Like Alfred Grosser and Fritz Stern, the British political scientist and historian Peter Pulzer belonged to the group of Jewish emigrants who felt a deep connection to their new homeland and were nevertheless willing to accompany the post-war Germans in their search for liberal democracy as undaunted probation officers.

Thanks to his heritage, Pulzer was intimately acquainted with the German language and history, deeply alienated from the same culture after his family's persecution and expulsion.

To the end, Pulzer emphasized that neither the Germans nor the Austrians could get rid of the burden of history "because of good leadership".

In his work he dealt with the rise of modern hatred of Jews and the destruction of liberal democracy.

The failure of the liberal parties

His monograph "The emergence of political anti-Semitism in Germany and Austria, 1867 to 1914" was published in English in 1964 and in German in 1966.

George L. Mosse praised it as a standard work.

The success of populist anti-Semitism, according to Pulzer's thesis, was only possible because the liberal parties of the time had failed.

They had found no convincing answer either to the social upheavals or to the triumph of modern democracy.

Criticizing the populism of modern anti-Semitism only makes sense if liberalism advocates a form of democratic coexistence that takes human needs seriously.

To this day, the book is the starting point for any serious study of the subject.

As an author and editor, as chairman of the advisory board of the Leo Baeck Institute in London and above all as a mentor, Peter Pulzer repeatedly opened up new perspectives for research into anti-Semitism and German-Jewish history until his death.

Peter Pulzer was born on May 29, 1929 in Vienna.

His mother was a handicrafts teacher, his father a civil engineer, both were close to the Social Democrats.

Until the family emigrated to Great Britain in February 1939, they lived in Brigittenau, a working-class district.

Pasettistrasse 24 was only a stone's throw away from the men's dormitory on Meldemannstrasse, where Adolf Hitler had painted his postcards a few years earlier, as Pulzer liked to say.

He remained connected to the slander of his native city: Vienna was “wonderful”, he wrote to a younger colleague a few years before his death, “if you are not forced to live there”.

He felt satisfied that the historian was allowed to give a lecture on Austrian anti-Semitism in Karl Lueger's town hall in 1984.

Requirements of a tolerant society

Pulzer's real passion as a scientist was the question of the prerequisites for liberal democracy and a tolerant society.

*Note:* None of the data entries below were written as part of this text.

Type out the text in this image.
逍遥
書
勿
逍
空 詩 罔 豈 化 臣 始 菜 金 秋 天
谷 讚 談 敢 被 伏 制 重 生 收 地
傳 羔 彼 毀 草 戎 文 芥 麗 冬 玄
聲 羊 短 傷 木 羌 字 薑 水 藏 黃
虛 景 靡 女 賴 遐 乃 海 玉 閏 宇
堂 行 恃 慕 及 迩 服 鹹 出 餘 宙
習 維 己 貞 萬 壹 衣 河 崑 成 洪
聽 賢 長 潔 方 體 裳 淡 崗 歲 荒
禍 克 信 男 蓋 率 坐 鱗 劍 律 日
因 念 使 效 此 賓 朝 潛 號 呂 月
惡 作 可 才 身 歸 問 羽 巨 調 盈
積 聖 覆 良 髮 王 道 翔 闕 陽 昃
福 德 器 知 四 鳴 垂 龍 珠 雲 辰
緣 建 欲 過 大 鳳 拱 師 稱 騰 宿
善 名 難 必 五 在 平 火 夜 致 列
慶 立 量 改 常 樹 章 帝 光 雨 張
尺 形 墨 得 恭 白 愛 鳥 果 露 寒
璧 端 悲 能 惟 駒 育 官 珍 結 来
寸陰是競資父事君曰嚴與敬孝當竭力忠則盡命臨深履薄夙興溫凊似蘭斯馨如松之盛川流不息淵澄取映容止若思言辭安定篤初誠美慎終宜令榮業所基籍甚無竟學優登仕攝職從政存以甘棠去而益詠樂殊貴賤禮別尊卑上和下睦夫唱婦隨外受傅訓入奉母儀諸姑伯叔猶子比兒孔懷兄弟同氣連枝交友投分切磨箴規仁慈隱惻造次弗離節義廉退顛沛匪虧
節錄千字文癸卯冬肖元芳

The Gladstone Professor of Government and Public Administration at All Souls College in Oxford owed his high reputation in Great Britain to his political science work on the history of elections and representative democracy.

As his essays in the London Review of Books show, Pulzer did not understand liberalism to mean a fixed canon of normative certainties, but rather the ability to endure differences of opinion.

When asked about basic texts on the theory of democracy, he named Helmut Schelsky's idiosyncratic study "The others do the work" with obvious amusement.

In the historians' dispute and in the Goldhagen debate, Pulzer took a clear stance, but did not allow himself to be monopolized by any party.

Instead, politely and firmly, he warned with John Stuart Mill against those who refuse to listen because they believe in their infallibility.

The resocialized Germans and Austrians knew how to thank their life-wise, witty and charming companion.

The universities of Innsbruck and Vienna awarded him honorary doctorates in 2007 and 2012 respectively, in 2004 he received the German Federal Cross of Merit and in 2008 the Great Silver Decoration of Honor of Austria.

He was the light at the end of the tunnel, the historian announced quietly and with a Viennese accent in September 1995, before making his comments at the end of a three-day conference at Lincoln College in Oxford.

On January 26, Peter Pulzer died in Oxford at the age of 93.

What remains is the memory of a wonderful person, especially his smiling eyes, and the opportunity for liberalism research to rediscover the broad oeuvre of a brilliant scholar.